Democrat Schiff Targets Trump’s Crypto Activity with COIN Act Proposal
Senator Adam Schiff has introduced a new legislative push aimed squarely at preventing US presidents and top officials from profiting off digital assets.
This move is widely seen as a direct response to Donald Trump’s growing footprint in the crypto industry.
Restrict Presidential Crypto Activity
Titled the Curbing Officials’ Income and Nondisclosure (COIN) Act, the bill seeks to ban current and recent top officeholders, including the president, vice president, cabinet members, and their immediate families, from issuing, sponsoring, or endorsing cryptocurrencies, stablecoins, NFTs, or memecoins during their term.
It also has a buffer of 180 days before and two years after leaving office.

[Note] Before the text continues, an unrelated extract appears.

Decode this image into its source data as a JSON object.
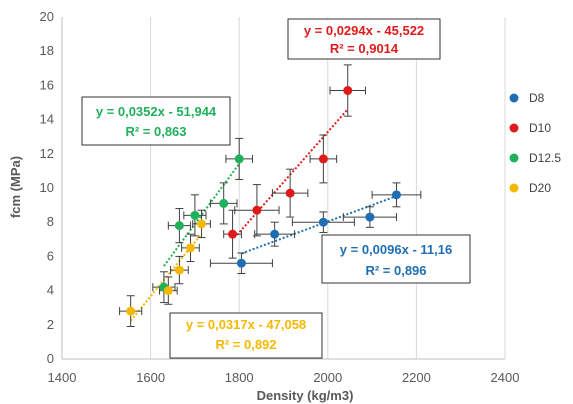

The legislation would also require public disclosure of digital asset sales exceeding $1,000 and impose steep penalties, including prison time, for violators. In an official statement, Schiff said the bill was necessary to address “ethical, legal, and constitutional” concerns tied to Trump’s crypto dealings, particularly his involvement in World Liberty Financial (WLF), a crypto firm that launched the USD1 stablecoin and helped Trump earn over $57 million in 2024 alone.
The bill has garnered support from nine other Senate Democrats, several of whom had previously backed the GENIUS Act. That earlier vote has sparked criticism of apparent inconsistency among some Democrats, including Schiff himself, who has now argued for tighter oversight.
While lending support to the bill, Senator Ben Ray Luján said,
“President Trump is using the highest office in the land to profit off a personal meme coin – it’s beneath the presidency, and it’s blatant corruption. This kind of self-dealing is a serious conflict of interest and a violation of public trust. That’s why my colleagues and I are introducing the COIN Act to ensure that the President and their immediate family can’t exploit public office to cash in on digital assets.”
Democrats Target Trump’s Crypto Profits From WLF
WLF has reportedly seen massive inflows and even attracted international interest, with a $2 billion transaction involving USD1 announced by an Abu Dhabi-based firm. Meanwhile, the Trump family appears to have scaled down its stake in WLF from 75% to 40%. This move, critics say, may point to an effort to mitigate scrutiny without relinquishing profit.
While Schiff’s COIN Act joins a series of recent Democratic proposals, such as the Modern Emoluments and Malfeasance Enforcement (MEME) Act, all face an uphill battle in a Republican-controlled Congress. Even if the bills were to clear both chambers, the likelihood of a presidential veto looms large.